Meanwhile #128
Hello, hello. Writing this week’s Meanwhile is an essential act, as for a few minutes it prevents me from obsessively tweaking my website. I’ve finally upgraded to Squarespace 7.1. It’s a brilliant tool for putting together a portfolio, but the lure of all those styling options is strong for the weak-willed and aesthetically-fickle. Maybe I’ll try this font, or that font, or tweak the margins, or give everything chartreuse drop shadows, or— somebody please drag me away from the sandbox.
1 — With his latest series, Dirty Laundry, New Hampshire-based artist Shawn Huckins reimagines traditional portraits in an exploration of concealment and identity. This one – based on Jean-Léon Gérôme’s 1869 painting Bashi-Bazouk – desperately belongs on a book cover.
2 — “Sometimes whenever we talk about creativity, it can have this kind of feel that it’s just nice, or it’s warm, or it’s something pleasant. It’s not. It’s vital.” – I’m a little bit in love with this Ethan Hawke talk on sandcastles, foolishness, Top Gun and giving yourself permission to be creative.
3 — I think it’s safe to assume that Meanwhile readers have wonderful taste, and therefore you’ve watched Alex Hirsch's Gravity Falls all the way through at least six or seven times, yes? What you may not have seen is the accompanying book, an impeccably recreated facsimile of the Journal, completed and annotated by Dipper and Mabel. TV tie-ins are often a bit lacklustre, but this is book design at its very best.
4 — Another year, another Photo London exhibition passes me by. Always at the wrong wend of the country. Still, good to explore it via others’ instagram feeds and discover incredible work that would have otherwise passed me by – like the stunning almost-paintings of Dutch photographer Ilona Langbroek. Her use of colour and texture is breathtaking.
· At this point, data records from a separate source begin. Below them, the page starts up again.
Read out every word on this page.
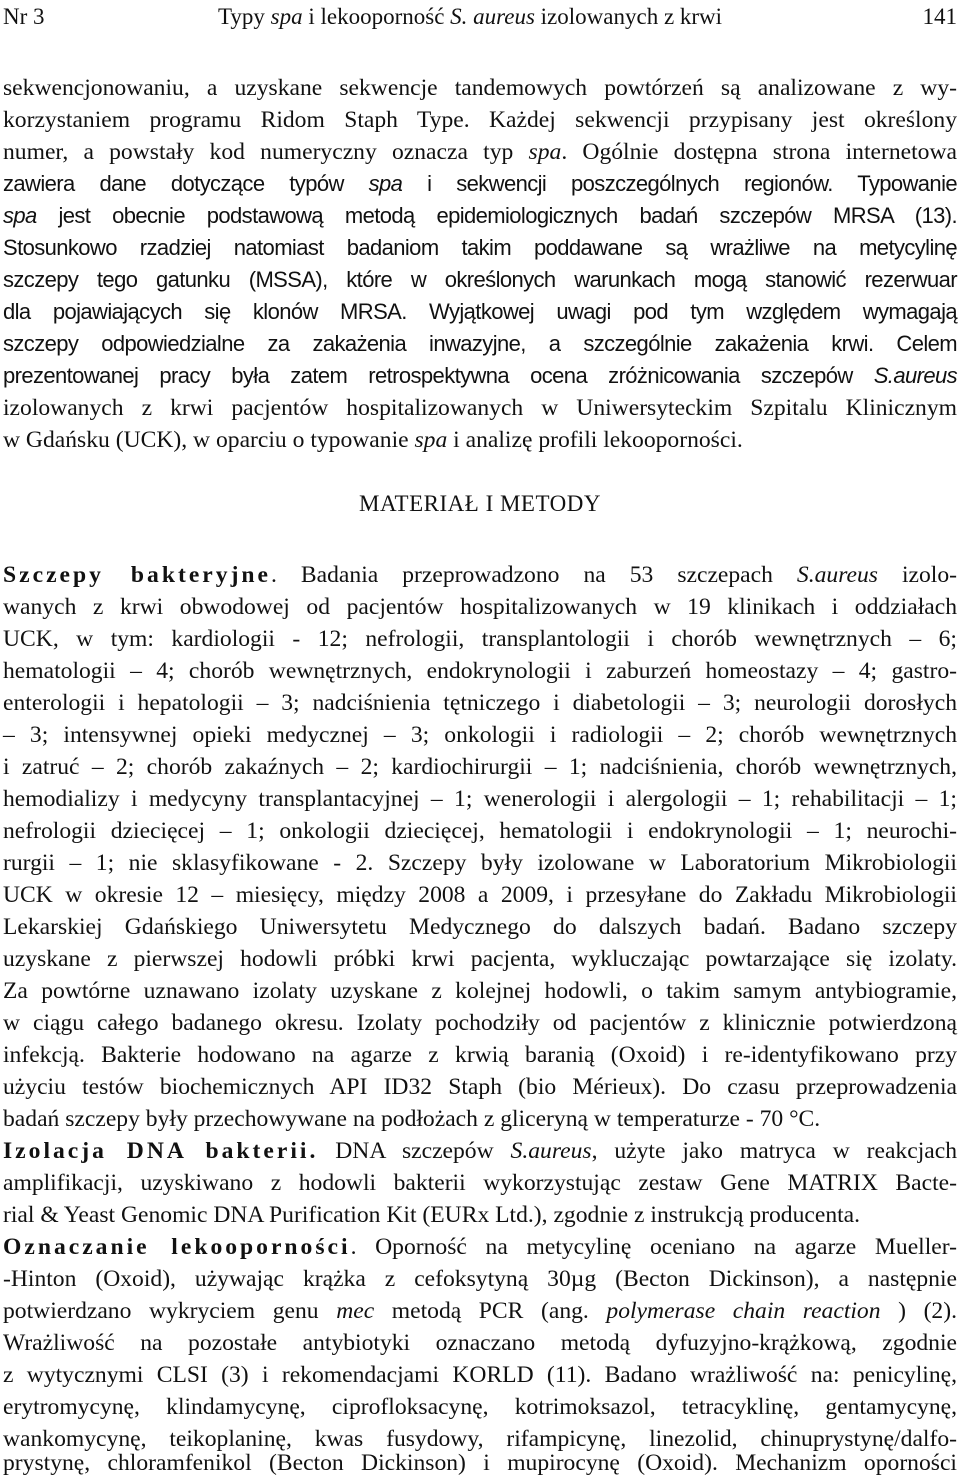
Nr 3	Typy spa i lekooporność S. aureus izolowanych z krwi	141
sekwencjonowaniu, a uzyskane sekwencje tandemowych powtórzeń są analizowane z wy-
korzystaniem programu Ridom Staph Type. Każdej sekwencji przypisany jest określony
numer, a powstały kod numeryczny oznacza typ spa. Ogólnie dostępna strona internetowa
zawiera dane dotyczące typów spa i sekwencji poszczególnych regionów. Typowanie
spa jest obecnie podstawową metodą epidemiologicznych badań szczepów MRSA (13).
Stosunkowo rzadziej natomiast badaniom takim poddawane są wrażliwe na metycylinę
szczepy tego gatunku (MSSA), które w określonych warunkach mogą stanowić rezerwuar
dla pojawiających się klonów MRSA. Wyjątkowej uwagi pod tym względem wymagają
szczepy odpowiedzialne za zakażenia inwazyjne, a szczególnie zakażenia krwi. Celem
prezentowanej pracy była zatem retrospektywna ocena zróżnicowania szczepów S.aureus
izolowanych z krwi pacjentów hospitalizowanych w Uniwersyteckim Szpitalu Klinicznym
w Gdańsku (UCK), w oparciu o typowanie spa i analizę profili lekooporności.
MATERIAŁ I METODY
Szczepy bakteryjne. Badania przeprowadzono na 53 szczepach S.aureus izolo-
wanych z krwi obwodowej od pacjentów hospitalizowanych w 19 klinikach i oddziałach
UCK, w tym: kardiologii - 12; nefrologii, transplantologii i chorób wewnętrznych – 6;
hematologii – 4; chorób wewnętrznych, endokrynologii i zaburzeń homeostazy – 4; gastro-
enterologii i hepatologii – 3; nadciśnienia tętniczego i diabetologii – 3; neurologii dorosłych
– 3; intensywnej opieki medycznej – 3; onkologii i radiologii – 2; chorób wewnętrznych
i zatruć – 2; chorób zakaźnych – 2; kardiochirurgii – 1; nadciśnienia, chorób wewnętrznych,
hemodializy i medycyny transplantacyjnej – 1; wenerologii i alergologii – 1; rehabilitacji – 1;
nefrologii dziecięcej – 1; onkologii dziecięcej, hematologii i endokrynologii – 1; neurochi-
rurgii – 1; nie sklasyfikowane - 2. Szczepy były izolowane w Laboratorium Mikrobiologii
UCK w okresie 12 – miesięcy, między 2008 a 2009, i przesyłane do Zakładu Mikrobiologii
Lekarskiej Gdańskiego Uniwersytetu Medycznego do dalszych badań. Badano szczepy
uzyskane z pierwszej hodowli próbki krwi pacjenta, wykluczając powtarzające się izolaty.
Za powtórne uznawano izolaty uzyskane z kolejnej hodowli, o takim samym antybiogramie,
w ciągu całego badanego okresu. Izolaty pochodziły od pacjentów z klinicznie potwierdzoną
infekcją. Bakterie hodowano na agarze z krwią baranią (Oxoid) i re-identyfikowano przy
użyciu testów biochemicznych API ID32 Staph (bio Mérieux). Do czasu przeprowadzenia
badań szczepy były przechowywane na podłożach z gliceryną w temperaturze - 70 °C.
Izolacja DNA bakterii. DNA szczepów S.aureus, użyte jako matryca w reakcjach
amplifikacji, uzyskiwano z hodowli bakterii wykorzystując zestaw Gene MATRIX Bacte-
rial & Yeast Genomic DNA Purification Kit (EURx Ltd.), zgodnie z instrukcją producenta.
Oznaczanie lekooporności. Oporność na metycylinę oceniano na agarze Mueller-
-Hinton (Oxoid), używając krążka z cefoksytyną 30µg (Becton Dickinson), a następnie
potwierdzano wykryciem genu mec metodą PCR (ang. polymerase chain reaction ) (2).
Wrażliwość na pozostałe antybiotyki oznaczano metodą dyfuzyjno-krążkową, zgodnie
z wytycznymi CLSI (3) i rekomendacjami KORLD (11). Badano wrażliwość na: penicylinę,
erytromycynę, klindamycynę, ciprofloksacynę, kotrimoksazol, tetracyklinę, gentamycynę,
wankomycynę, teikoplaninę, kwas fusydowy, rifampicynę, linezolid, chinuprystynę/dalfo-
prystynę, chloramfenikol (Becton Dickinson) i mupirocynę (Oxoid). Mechanizm oporności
5 — I’m sure anyone who would be interested in this already knows about it, but I simply couldn’t forgive myself if I allowed the recently-announced LEGO Optimus Prime to go unhyperlinked. I need this.
6 — "No solos; no decoration; when the words run out, it stops; we don’t chorus out; no rocking out; keep it to the point; no Americanisms.” – Wire bassist Graham Lewis explains the band’s approach to minimalism, from Wilson Neate’s 33 1/3 book on the album Pink Flag.
7 — The Peculiar Manicule is a fantastic little archive of 1960s and 70s ephemera, psychedelia, typography, and mod miscellanea, compiled by a seemingly anonymous Seattle graphic designer (or at least I couldn’t find their name anywhere, too distracted by the overall fabulosity of it all). Worth a visit just for the colours. Colours were different back then.